February 13, 2015 | Off-Broadway | Tags:
Written by Laith Nakli
Directed by Bruce McCarty
Reviewed by Sander Gusinow
Theatre Reviews Limited

‘You made me hate Syria! You made me hate my home!’ howls a wrathful Jameel. Haytham, a gentle, middle-aged man, sits bound and gagged in a claustrophobic apartment as Jameel inflicts atrocity after atrocity on his fragile body. It’s the grim ritual of history and violence now playing at Rattlestick Theatre. Playwright/Performer Laith Nakli spins a tale of suffering past and present; a chilling, challenging play that swells from a few small embers into a fully fledged inferno.

It’s 2011. Haytham (Nakil) visits Jameel in his tiny Manhattan apartment.
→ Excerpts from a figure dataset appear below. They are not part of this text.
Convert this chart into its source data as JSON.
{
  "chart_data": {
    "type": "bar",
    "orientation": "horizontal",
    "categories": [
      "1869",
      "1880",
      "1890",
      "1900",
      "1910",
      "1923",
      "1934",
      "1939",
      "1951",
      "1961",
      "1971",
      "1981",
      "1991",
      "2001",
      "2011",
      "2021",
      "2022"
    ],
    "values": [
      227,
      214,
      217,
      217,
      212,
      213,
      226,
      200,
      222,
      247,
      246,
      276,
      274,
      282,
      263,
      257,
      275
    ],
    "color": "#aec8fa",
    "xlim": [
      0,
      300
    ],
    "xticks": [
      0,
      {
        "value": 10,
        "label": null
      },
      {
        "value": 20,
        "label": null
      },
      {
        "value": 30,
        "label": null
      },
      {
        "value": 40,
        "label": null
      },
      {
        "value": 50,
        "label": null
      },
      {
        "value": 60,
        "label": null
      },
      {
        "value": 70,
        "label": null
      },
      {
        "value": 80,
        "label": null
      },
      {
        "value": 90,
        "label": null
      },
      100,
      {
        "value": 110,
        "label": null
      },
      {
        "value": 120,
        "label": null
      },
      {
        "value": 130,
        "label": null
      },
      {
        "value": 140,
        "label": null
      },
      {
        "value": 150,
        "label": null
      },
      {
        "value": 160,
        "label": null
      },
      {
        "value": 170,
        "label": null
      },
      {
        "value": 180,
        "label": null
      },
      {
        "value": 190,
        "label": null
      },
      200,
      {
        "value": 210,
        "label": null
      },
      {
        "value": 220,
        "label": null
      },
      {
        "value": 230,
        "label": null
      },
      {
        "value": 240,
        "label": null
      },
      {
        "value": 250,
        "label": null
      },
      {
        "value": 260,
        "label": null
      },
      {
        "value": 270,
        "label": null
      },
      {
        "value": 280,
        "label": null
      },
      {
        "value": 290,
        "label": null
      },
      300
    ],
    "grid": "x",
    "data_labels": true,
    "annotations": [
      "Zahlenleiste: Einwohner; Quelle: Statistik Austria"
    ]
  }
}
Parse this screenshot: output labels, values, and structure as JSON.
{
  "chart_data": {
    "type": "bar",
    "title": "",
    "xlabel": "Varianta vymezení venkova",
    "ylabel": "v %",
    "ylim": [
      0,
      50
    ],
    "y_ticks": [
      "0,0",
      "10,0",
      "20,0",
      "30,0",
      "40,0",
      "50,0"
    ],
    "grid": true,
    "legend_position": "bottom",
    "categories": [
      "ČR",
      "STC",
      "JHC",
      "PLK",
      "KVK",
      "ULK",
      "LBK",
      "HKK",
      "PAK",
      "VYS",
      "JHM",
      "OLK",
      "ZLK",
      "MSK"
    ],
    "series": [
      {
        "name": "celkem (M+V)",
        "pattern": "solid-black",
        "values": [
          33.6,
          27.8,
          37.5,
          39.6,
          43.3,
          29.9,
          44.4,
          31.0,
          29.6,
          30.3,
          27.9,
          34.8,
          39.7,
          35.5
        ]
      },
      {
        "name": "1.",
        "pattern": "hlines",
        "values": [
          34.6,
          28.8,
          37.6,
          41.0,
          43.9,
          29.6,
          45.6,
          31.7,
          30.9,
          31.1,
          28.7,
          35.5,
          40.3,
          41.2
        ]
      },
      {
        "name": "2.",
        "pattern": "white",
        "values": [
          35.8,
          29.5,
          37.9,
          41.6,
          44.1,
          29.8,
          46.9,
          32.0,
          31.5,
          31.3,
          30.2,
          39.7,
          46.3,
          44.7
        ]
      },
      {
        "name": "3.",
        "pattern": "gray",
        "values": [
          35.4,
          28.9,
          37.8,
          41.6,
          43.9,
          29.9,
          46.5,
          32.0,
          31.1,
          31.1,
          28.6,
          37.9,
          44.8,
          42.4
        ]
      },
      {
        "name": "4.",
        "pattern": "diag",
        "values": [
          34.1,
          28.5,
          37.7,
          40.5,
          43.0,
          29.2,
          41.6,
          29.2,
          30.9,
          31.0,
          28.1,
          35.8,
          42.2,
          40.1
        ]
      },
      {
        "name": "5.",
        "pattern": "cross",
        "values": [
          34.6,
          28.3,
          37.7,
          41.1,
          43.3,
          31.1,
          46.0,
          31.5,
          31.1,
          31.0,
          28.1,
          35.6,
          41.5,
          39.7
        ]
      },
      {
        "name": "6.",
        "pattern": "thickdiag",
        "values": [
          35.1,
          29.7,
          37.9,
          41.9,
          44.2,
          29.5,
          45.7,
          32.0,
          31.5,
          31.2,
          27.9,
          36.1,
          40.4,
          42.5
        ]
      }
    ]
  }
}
Haytham is a peaceful Syrian expatriate now trending on Twitter for his criticisms of Syria’s government. Haytham bunks with friend-of-a-friend Jameel (Zarif Kabier) during his visit to New York, where he plans to hold a rally with a certain Angelina Jolie. Jameel claims he fought hard to host a man he considers a hero to the Syrian people. They exchange rather pleasantries, share stories, play games… It’s all very civil until Jameel hears Haytham calling for Shesh Yak (or ‘six-one’, the best roll in backgammon) then all hell breaks loose.

Haytham committed a rather unforgivable offense to Jameel back in the old country. Without giving anything away, his crime could fit the very definition of brutality. Jameel won’t let Haytham away unscahthed; every strangle, leg snap, and cigarette burn is (at least to him) righteous fury. To us, though, it’s pure cruelty, speaking to the barbaric depths of which we are all capable.

Director Bruce McCarty keeps the play close and threatening, never allowing the audience to rest easy, or know what’s next to come. Nakil’s Haytham is a calm and cuddly contrast to Kabier’s intense, sporadic Jameel. The two men have the chemistry of an estranged father and son; currents of hate, love, and respect darting back and forth between them.

The biggest problem with Shesh Yak is in the pacing. Haytham and Jameel spend an awful lot of time on stories and semantics, so much so it’s hard to determine which expository tales are relevant to the two men and which ones aren’t. Even with such a brief running time, the lengthy diatribes can make the play feel sluggish. But what Shesh Yak does deliver are two beautifully broken characters. It’s rare to see a play in which the torturer and victim garner equal amounts of sympathy, but the history described in the play puts both men on trial.

Although a strictly Syrian discussion, vestiges of any sectarian conflict can be seen in Shesh Yak, from Israel to Iraq to Ireland. The circle of eye-for-an-eye will continue, posits Nakil, unless we have the courage to break the cycle and forgive. Until then, there’s only crying mothers and innocent blood spilled in the crossfire. Shesh Yak is the sort of play that’s difficult to watch but must to be seen, as it defies us all to break the never-ending cycle.